Tuesday, February 6, 2024 at 7:54:02 AM Eastern Standard Time

We all tell ourselves and each other stories to help us understand what is going on in our lives. The stories can show up in very many places and in many ways. They can be printed, they can be performed, and then, of course, they can be streamed or electronically posted and published.

The story is generally carried by the words, which are then able to be reinforced by rich media content, such as music and images. The ease of capturing images, video, and sound today is incredible. We all have gigantic tool kits, combining hardware and software to capture, modify, process, and post our stories.

Although Marshall McLuhan said the Media is the Message, it is still helpful to have a story to ground all of this multi-dimensional content and delivery.  It is sometimes true that a picture is worth 1000 words. It is also sometimes true that a short phrase can capture the essence of a much larger message, such as:

 What’s in it for WE instead of What’s in it for ME.

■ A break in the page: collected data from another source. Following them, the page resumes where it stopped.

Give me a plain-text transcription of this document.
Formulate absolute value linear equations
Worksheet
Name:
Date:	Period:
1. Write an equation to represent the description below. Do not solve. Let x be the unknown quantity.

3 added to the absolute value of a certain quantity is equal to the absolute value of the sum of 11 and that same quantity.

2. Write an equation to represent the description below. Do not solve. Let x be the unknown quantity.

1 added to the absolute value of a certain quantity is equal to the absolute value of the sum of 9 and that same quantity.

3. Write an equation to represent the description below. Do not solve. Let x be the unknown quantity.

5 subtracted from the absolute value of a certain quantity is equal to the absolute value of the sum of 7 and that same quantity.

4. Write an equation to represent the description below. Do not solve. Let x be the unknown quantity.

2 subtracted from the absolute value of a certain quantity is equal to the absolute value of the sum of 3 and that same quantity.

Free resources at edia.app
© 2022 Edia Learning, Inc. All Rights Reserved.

Once you know the essence of what you want to say, you can create additional supporting content that helps drive the message home. The power and beauty of a media-rich story is that it can contain not only information but also knowledge embedded in a context to make it experiential and, therefore, more emotionally relevant or sticky.

Unsupported stories may more easily slide by without sticking, which is the reason to try to support them when possible. Of course, most of us are quite capable of internally supporting written or spoken stories by imagining the imagery and even sound effects. And yes, there are stories that are not as effectively told through words as through other art forms. This is why humanity has learned to express ourselves through sculpture, painting, photography, dance, music, and more.

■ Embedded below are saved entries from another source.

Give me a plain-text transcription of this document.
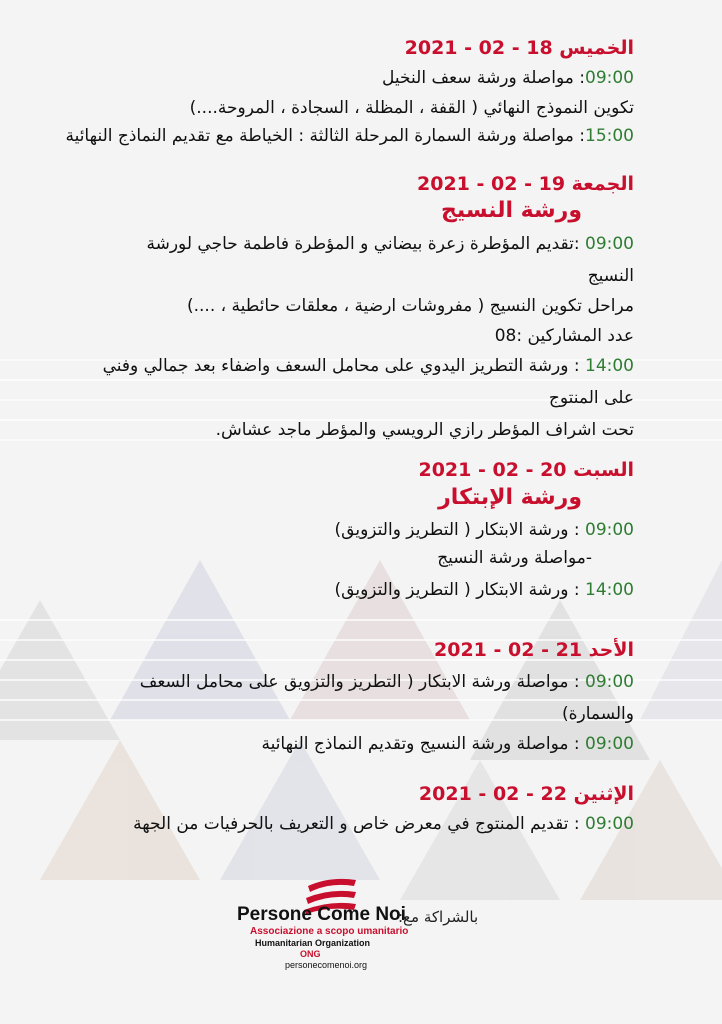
الخميس 18 - 02 - 2021
09:00: مواصلة ورشة سعف النخيل
تكوين النموذج النهائي ( القفة ، المظلة ، السجادة ، المروحة....)
15:00: مواصلة ورشة السمارة المرحلة الثالثة : الخياطة مع تقديم النماذج النهائية
الجمعة 19 - 02 - 2021
ورشة النسيج
09:00 :تقديم المؤطرة زعرة بيضاني و المؤطرة فاطمة حاجي لورشة
النسيج
مراحل تكوين النسيج ( مفروشات ارضية ، معلقات حائطية ، ....)
عدد المشاركين :08
14:00 : ورشة التطريز اليدوي على محامل السعف واضفاء بعد جمالي وفني
على المنتوج
تحت اشراف المؤطر رازي الرويسي والمؤطر ماجد عشاش.
السبت 20 - 02 - 2021
ورشة الإبتكار
09:00 : ورشة الابتكار ( التطريز والتزويق)
-مواصلة ورشة النسيج
14:00 : ورشة الابتكار ( التطريز والتزويق)
الأحد 21 - 02 - 2021
09:00 : مواصلة ورشة الابتكار ( التطريز والتزويق على محامل السعف
والسمارة)
09:00 : مواصلة ورشة النسيج وتقديم النماذج النهائية
الإثنين 22 - 02 - 2021
09:00 : تقديم المنتوج في معرض خاص و التعريف بالحرفيات من الجهة
Persone Come Noi
Associazione a scopo umanitario
Humanitarian Organization
ONG
personecomenoi.org
بالشراكة مع:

At times, what is being expressed to both the audience and the presenter is not even clear to either of them. Words are inadequate to encapsulate the multi-dimensional universe we live in. But if you want to tell a story, it is worth your while to attempt to use words, for they are the most easily passable baton. At least they were until recently, but now with ubiquitous smartphones. We can show somebody an image or a short or long movie effortlessly. 

Now, when we are creating a story, we have many more options about how to support it with either continuous or interleaved integrated rich media content. Our ability to communicate has exploded, and this is a very exciting time because of it.